Mikassa Widdowson is on immunosuppressants after a kidney transplant and is spending her days in Auckland Hospital's neonatal unit with her premature baby. She speaks to *Susan Strongman* about being among the country's most vulnerable during the Covid-19 pandemic.
Each day, from the relative safety of Auckland Hospital's Neonatal Intensive Care Unit, Mikassa Widdowson and her partner Mahi Mains watch as their baby Mānuka fights to breathe and grow.
A helmet is strapped to his tiny head. It holds a device that delivers oxygen to his lungs, which are too small to function on their own.
The room is dark. Every day, Widdowson, 29, and her partner Mains, 27, sit on Lazy Boy chairs and stare at a screen filled with numbers and graphs - baby Mānuka's vital signs, his pulse, his blood pressure, oxygen saturation. Alarms and beeps punctuate the silence.
On 5 January, Mānuka was born at just 29 weeks gestation. He weighed 800 grams - slightly more than a block of butter. As soon as he was born his fight against death began - infection after infection, chronic lung disease.
Widdowson cries when she needs to - which is most days. It's good to get it out, she says. The nurses and doctors have become their family, their bubble, their support network during this strange and unprecedented time. They're amongst the kindest people Widdowson and Mains have ever met.
Around them - outside the unit, but not too far away - Covid-19 spreads and spreads.
Auckland Hospital's NICU is in lockdown - only staff and parents are allowed in. It has been for some time. Each morning, Widdowson and Mains wake up at home, make breakfast and lunch, and head out to see Mānuka. Sometimes they're back at their house by 7pm. Other times, they're at the hospital all night - taking turns napping and watching their baby.
From the very beginning - even before the virus entered New Zealand - they've been overzealous with their hand washing and sanitising, because Mānuka is so vulnerable. "I don't think I've washed my hands so many times in my life," Widdowson says. "I sanitise literally 100 times a day. And we wipe down all the surfaces. There's no one even coming into our room [apart from] the doctors and nurses... it's just being hyper vigilant.
"We just really want to get him out of there. We are at the hub. We're where sick people are coming. It's really scary for us, because we can't self-isolate. We're not going to be in lockdown - no way. We'll still be doing exactly the same thing - going in. I have to give him milk. He needs his mum and his dad."
It was a relief for the family when the country's borders closed, and people were told to stay at home. It's not just Mānuka who is vulnerable. In 2015, Widdowson had a kidney transplant. She is on immunosuppressant drugs and will be for the rest of her life. This means she is highly susceptible to infection. A sniffle or a sore throat could land her in hospital. Like her baby, if she gets Covid-19, it will likely kill her.
"It's really easy to freak out all the time but we just can't," she says. "We just have to try and trust that we're doing absolutely everything we can."
They try to minimise contact with the outside world as much as possible. Home. Car. Hospital.

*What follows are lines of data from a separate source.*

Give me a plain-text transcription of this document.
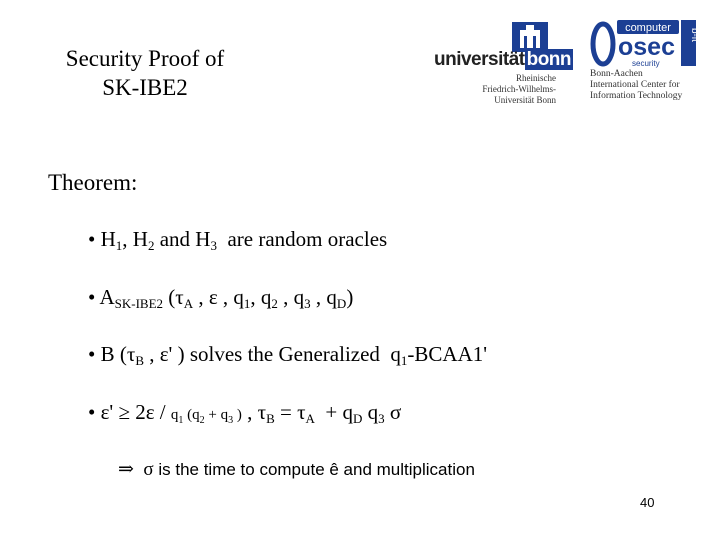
Security Proof of
SK-IBE2
universität bonn
Rheinische
Friedrich-Wilhelms-
Universität Bonn
computer
osec
security
b-it
Bonn-Aachen
International Center for
Information Technology
Theorem:
• $H_1$, $H_2$ and $H_3$  are random oracles
• $A_{SK-IBE2}$ ($\tau_A$ , ε , $q_1$, $q_2$ , $q_3$ , $q_D$)
• B ($\tau_B$ , ε' ) solves the Generalized  $q_1-BCAA1'$
• $\varepsilon' \ge 2\varepsilon / q_1$ ($q_2 + q_3$ ) , $\tau_B = \tau_A + q_D$ $q_3$ σ
⇒ σ is the time to compute ê and multiplication
40
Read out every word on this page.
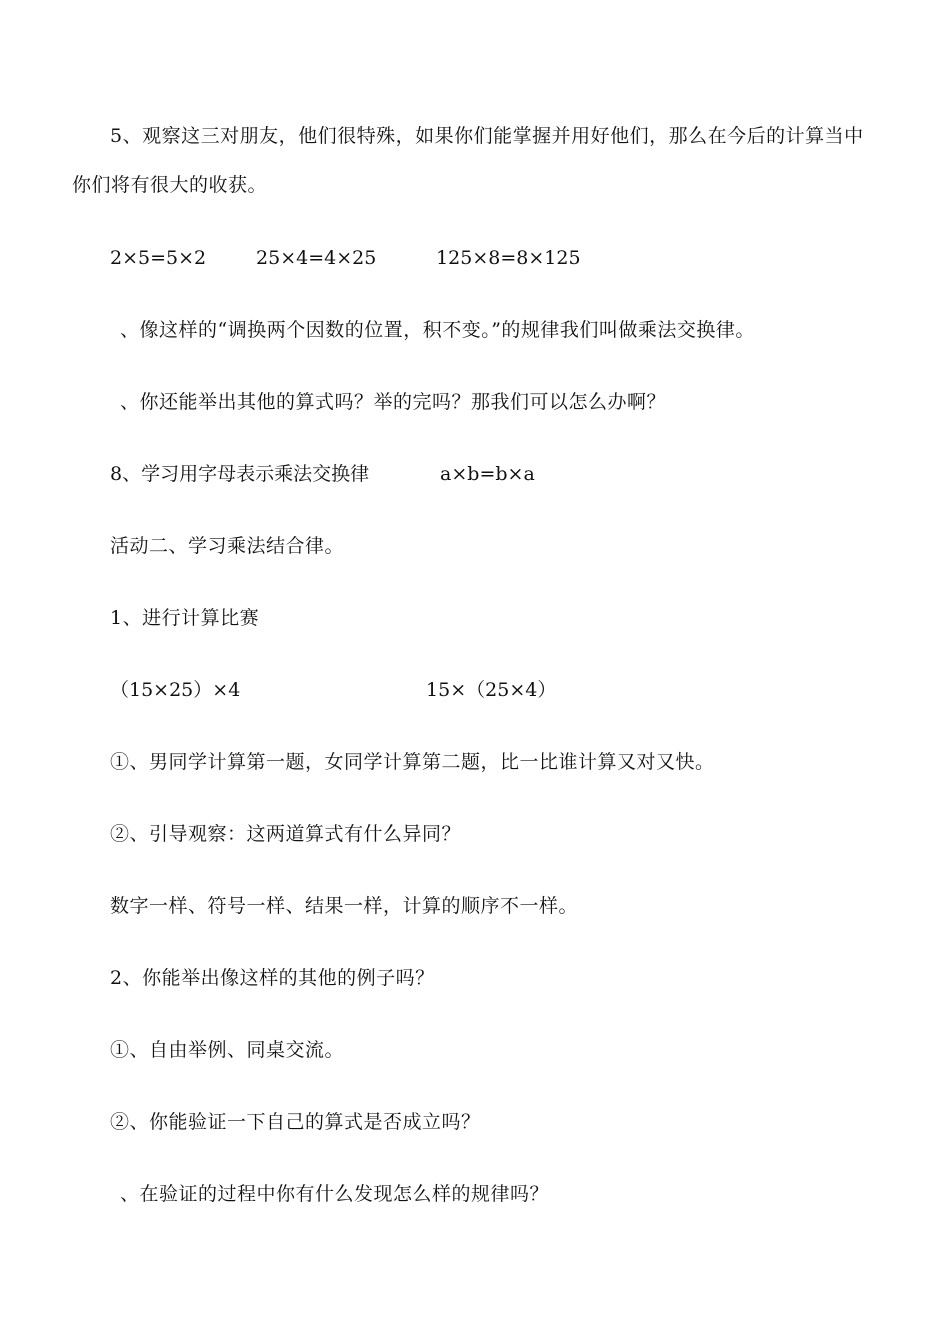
5、观察这三对朋友，他们很特殊，如果你们能掌握并用好他们，那么在今后的计算当中你们将有很大的收获。
2×5=5×2	25×4=4×25	125×8=8×125
、像这样的“调换两个因数的位置，积不变。”的规律我们叫做乘法交换律。
、你还能举出其他的算式吗？举的完吗？那我们可以怎么办啊？
8、学习用字母表示乘法交换律	a×b=b×a
活动二、学习乘法结合律。
1、进行计算比赛
（15×25）×4	15×（25×4）
①、男同学计算第一题，女同学计算第二题，比一比谁计算又对又快。
②、引导观察：这两道算式有什么异同？
数字一样、符号一样、结果一样，计算的顺序不一样。
2、你能举出像这样的其他的例子吗？
①、自由举例、同桌交流。
②、你能验证一下自己的算式是否成立吗？
、在验证的过程中你有什么发现怎么样的规律吗？
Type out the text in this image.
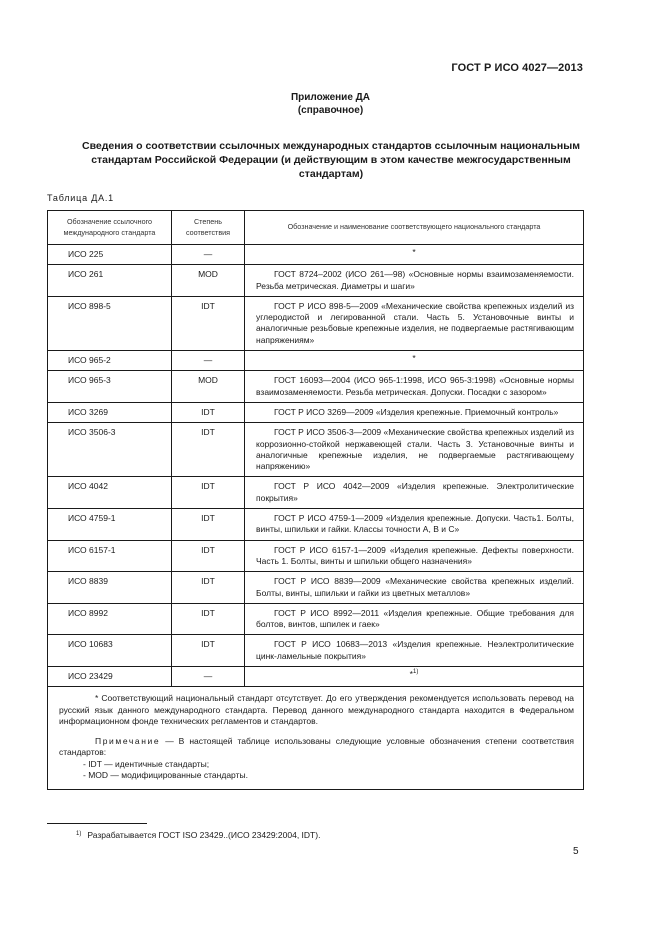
ГОСТ Р ИСО 4027—2013
Приложение ДА
(справочное)
Сведения о соответствии ссылочных международных стандартов ссылочным национальным
стандартам Российской Федерации (и действующим в этом качестве межгосударственным
стандартам)
Таблица ДА.1
Обозначение ссылочного международного стандарта	Степень соответствия	Обозначение и наименование соответствующего национального стандарта
ИСО 225	—	*
ИСО 261	MOD	ГОСТ 8724–2002 (ИСО 261—98) «Основные нормы взаимозаменяемости. Резьба метрическая. Диаметры и шаги»
ИСО 898-5	IDT	ГОСТ Р ИСО 898-5—2009 «Механические свойства крепежных изделий из углеродистой и легированной стали. Часть 5. Установочные винты и аналогичные резьбовые крепежные изделия, не подвергаемые растягивающим напряжениям»
ИСО 965-2	—	*
ИСО 965-3	MOD	ГОСТ 16093—2004 (ИСО 965-1:1998, ИСО 965-3:1998) «Основные нормы взаимозаменяемости. Резьба метрическая. Допуски. Посадки с зазором»
ИСО 3269	IDT	ГОСТ Р ИСО 3269—2009 «Изделия крепежные. Приемочный контроль»
ИСО 3506-3	IDT	ГОСТ Р ИСО 3506-3—2009 «Механические свойства крепежных изделий из коррозионно-стойкой нержавеющей стали. Часть 3. Установочные винты и аналогичные крепежные изделия, не подвергаемые растягивающему напряжению»
ИСО 4042	IDT	ГОСТ Р ИСО 4042—2009 «Изделия крепежные. Электролитические покрытия»
ИСО 4759-1	IDT	ГОСТ Р ИСО 4759-1—2009 «Изделия крепежные. Допуски. Часть1. Болты, винты, шпильки и гайки. Классы точности А, В и С»
ИСО 6157-1	IDT	ГОСТ Р ИСО 6157-1—2009 «Изделия крепежные. Дефекты поверхности. Часть 1. Болты, винты и шпильки общего назначения»
ИСО 8839	IDT	ГОСТ Р ИСО 8839—2009 «Механические свойства крепежных изделий. Болты, винты, шпильки и гайки из цветных металлов»
ИСО 8992	IDT	ГОСТ Р ИСО 8992—2011 «Изделия крепежные. Общие требования для болтов, винтов, шпилек и гаек»
ИСО 10683	IDT	ГОСТ Р ИСО 10683—2013 «Изделия крепежные. Неэлектролитические цинк-ламельные покрытия»
ИСО 23429	—	*$^{1)}$

* Соответствующий национальный стандарт отсутствует. До его утверждения рекомендуется использовать перевод на русский язык данного международного стандарта. Перевод данного международного стандарта находится в Федеральном информационном фонде технических регламентов и стандартов.

Примечание — В настоящей таблице использованы следующие условные обозначения степени соответствия стандартов:

- IDT — идентичные стандарты;

- MOD — модифицированные стандарты.		

$^{1)}$ Разрабатывается ГОСТ ISO 23429..(ИСО 23429:2004, IDT).
5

When they arrive, they take the stairs, out of fear the elevator is filled with germs.
Earlier this week, out the car window, Widdowson saw a line of people waiting to get McDonald's before it shut down for a month. She wanted to yell at them for standing in line, risking infection, all for a burger and fries.
"Mahi and I have never had higher stakes for something," Widdowson says. "This is a whole new level of anything you could ever expect. Having this crisis in the world and having this tiny baby who's so vulnerable and precious.
"It's made our relationship super strong. We just look after each other. When one of us is weak, the other one's strong. Or if both of us are weak, we look to Mānuka for strength. We're a little trio fighting away together."
Mikassa says Covid-19 is always there, in her thoughts. "What if we have it? We could have it, and be in there with him, and give it to him. We could be the ones that give it to him."
Despite everything, Mānuka continues to battle. Last week, doctors said he would need a tracheostomy. A few days later, Widdowson and Mains were told that their son might not make it through the night. But at the weekend, a new course of steroids turned things around.
"He's made the best progress we could possibly hope for him to make. His oxygen requirements have come right down, which is amazing. He shocked all the doctors and nurses - he showed them."